Upon returning from the veterinarian,
Fluffy requests that I compensate her for her injuries. I'd like to,
but I have no money, (being a kitten). At this stage, all Fluffy
wants is to have her vet bills paid for. She seeks reimbursement.
Meanwhile,
Fluffy's health insurance company also seeks reimbursement. They've
paid a good portion of vet bills, and, being in the business of
profit, want that money back. Under a provision in their policy with
Fluffy, they can sue me in her name, whether or not Fluffy wants to,
which is called subrogation.
The health
insurance company files suit against me for negligent driving. They
also sue Human Male for negligently leaving his car keys where I can
get them (as if he could keep them from me, jingly and shiny!), they
sue the car manufacturer for negligent design, the electric company
for improper placement of the telephone pole, and the manufacturer of
the telephone pole for negligent design.
Human Male, upon
receiving notices of the lawsuit, sprays me with the spray bottle,
and calls his car insurance company. Under his policy, the insurance
company has a duty to defend him. Furthermore, his insurance company
does not want to have to pay out anything to Fluffy if they don't
have to.
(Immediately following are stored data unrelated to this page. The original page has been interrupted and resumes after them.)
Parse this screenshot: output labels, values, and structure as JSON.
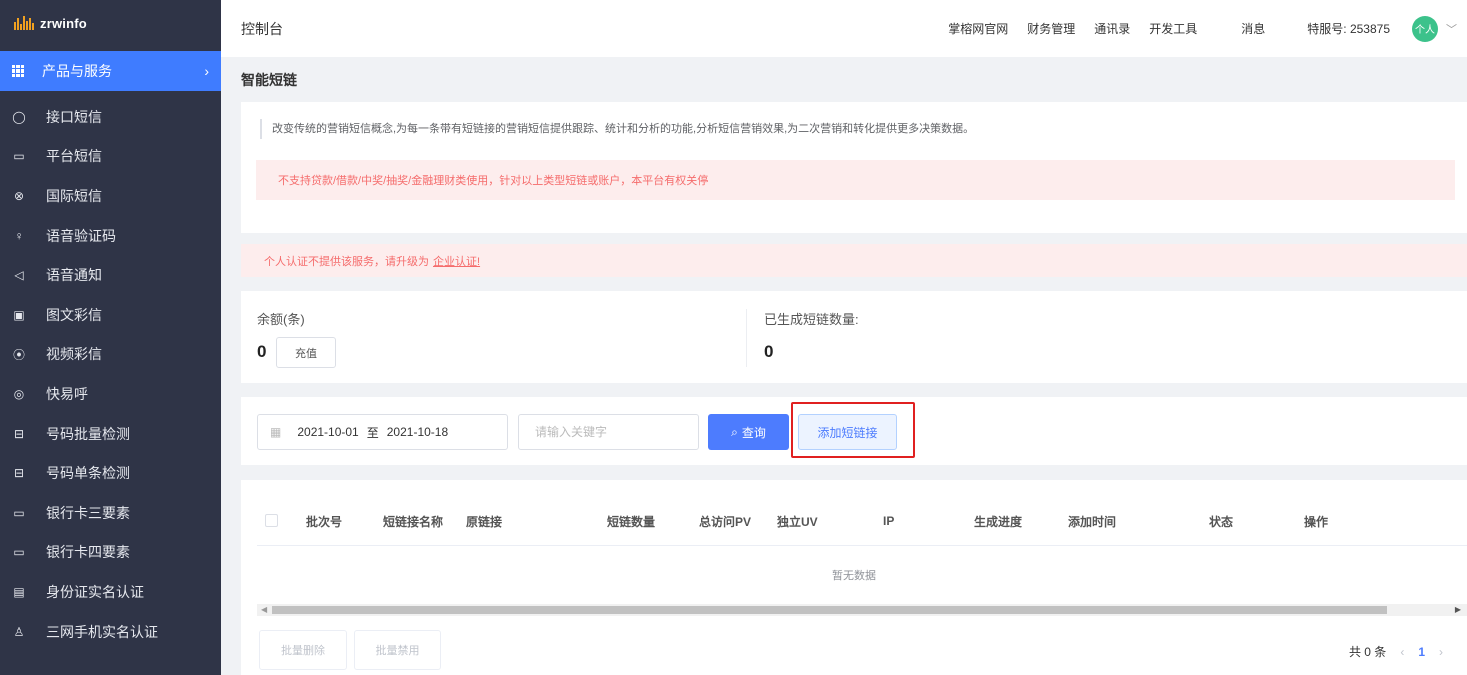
{
  "brand": {
    "name": "zrwinfo"
  },
  "sidebar": {
    "group_label": "产品与服务",
    "items": [
      {
        "label": "接口短信",
        "icon": "chat-bubble-icon"
      },
      {
        "label": "平台短信",
        "icon": "message-icon"
      },
      {
        "label": "国际短信",
        "icon": "globe-icon"
      },
      {
        "label": "语音验证码",
        "icon": "microphone-icon"
      },
      {
        "label": "语音通知",
        "icon": "speaker-icon"
      },
      {
        "label": "图文彩信",
        "icon": "image-icon"
      },
      {
        "label": "视频彩信",
        "icon": "play-icon"
      },
      {
        "label": "快易呼",
        "icon": "phone-circle-icon"
      },
      {
        "label": "号码批量检测",
        "icon": "scan-icon"
      },
      {
        "label": "号码单条检测",
        "icon": "scan-icon"
      },
      {
        "label": "银行卡三要素",
        "icon": "card-icon"
      },
      {
        "label": "银行卡四要素",
        "icon": "card-icon"
      },
      {
        "label": "身份证实名认证",
        "icon": "id-card-icon"
      },
      {
        "label": "三网手机实名认证",
        "icon": "user-icon"
      }
    ]
  },
  "header": {
    "title": "控制台",
    "links": [
      "掌榕网官网",
      "财务管理",
      "通讯录",
      "开发工具"
    ],
    "messages": "消息",
    "service_id": "特服号: 253875",
    "avatar": "个人"
  },
  "page": {
    "title": "智能短链",
    "description": "改变传统的营销短信概念,为每一条带有短链接的营销短信提供跟踪、统计和分析的功能,分析短信营销效果,为二次营销和转化提供更多决策数据。",
    "warning": "不支持贷款/借款/中奖/抽奖/金融理财类使用，针对以上类型短链或账户，本平台有权关停",
    "notice_text": "个人认证不提供该服务，请升级为",
    "notice_link": "企业认证!"
  },
  "balance": {
    "remaining_label": "余额(条)",
    "remaining_value": "0",
    "charge_label": "充值",
    "generated_label": "已生成短链数量:",
    "generated_value": "0"
  },
  "filter": {
    "date_start": "2021-10-01",
    "date_sep": "至",
    "date_end": "2021-10-18",
    "keyword_placeholder": "请输入关键字",
    "query_label": "查询",
    "add_label": "添加短链接"
  },
  "table": {
    "columns": [
      "批次号",
      "短链接名称",
      "原链接",
      "短链数量",
      "总访问PV",
      "独立UV",
      "IP",
      "生成进度",
      "添加时间",
      "状态",
      "操作"
    ],
    "empty_text": "暂无数据",
    "batch_delete": "批量删除",
    "batch_disable": "批量禁用",
    "total": "共 0 条",
    "current_page": "1"
  }
}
The company assigns a lawyer to the case, who sues the
mechanic who last worked on the car and didn't notice the defect and
Fluffy herself, for negligently running in front of the car.
We now have eight
parties to the law-suit, and neither Fluffy nor I ever directly hired
an attorney.
Fluffy's insurance
company's attorney (for all intents and purposes now Fluffy's
attorney), is seeking far more now than just reimbursement. A
personal-injury law suit must be filed within three years of the
accident. Within those three years, the full consequences of
Fluffy's injuries may not be apparent. In order to fully protect
Fluffy's interests, her attorney should also consider her potential
future health care costs and impairments. She's been unable to
work (you think I'm the only cat who has access to a home computer?),
and has lost wages and it may be that she is impaired in her
future earning capacity. Fluffy has experienced some pain
and suffering as a result of the accident, and her attorney seeks
compensation for that as well.
Meanwhile,
Fluffy's Human has been deprived of Fluffy's comfort and
companionship, so she joins the lawsuit, suing for loss of
consortium.
The driving force
so far in this case has been the insurance companies and not the
attorneys or the principal parties. As the litigation progresses,
however, Fluffy's motives shift. The car company offers Fluffy money
in settlement. The offer is substantial, but Fluffy is mad that the
car company let so many defective cars reach the roads. She knows
that in the broad scheme of the car company's budget, their
settlement to her won't hurt them. She wants to send the
wrongdoer a message. She wants the publicity of the trial. She
wants to hurt their sales, the way they hurt her. She rejects the
settlement, and the litigation continues.
She's also a
little more than miffed at the electric company, who, in the years
since the accident, has continued to set up the telephone poles in
the same exact way. She wants to deter them from causing
future harm to others.
Despite the number
of parties, this hypothetical is actually a very simplified version
of a typical motor vehicle accident case. But, as you can see, there
are many more motives and goals than any one attorney's profit. If
there is any party serving as the mustache-twirling money-seeker,
it's the insurance companies, (who are never the brunt of jokes, I've
noticed). Most importantly, many of Fluffy's goals are perfectly
legitimate. The legal system serves as an important check on
corporate profit-based decision making and public safety: the car
company balanced the risk of law suits against the cost of fixing the
problem based on an economic formula. The electric company may have
continued to place the poles the same way, had Fluffy not sued them.
Without an attorney, there is no way she could have reached all these
parties and “worked things out.”
The
personal-injury system serves an important purpose. And Human Female
has a nice squishy belly I like to sleep on and gives the best back
scratches. So, please, stop calling her a shark.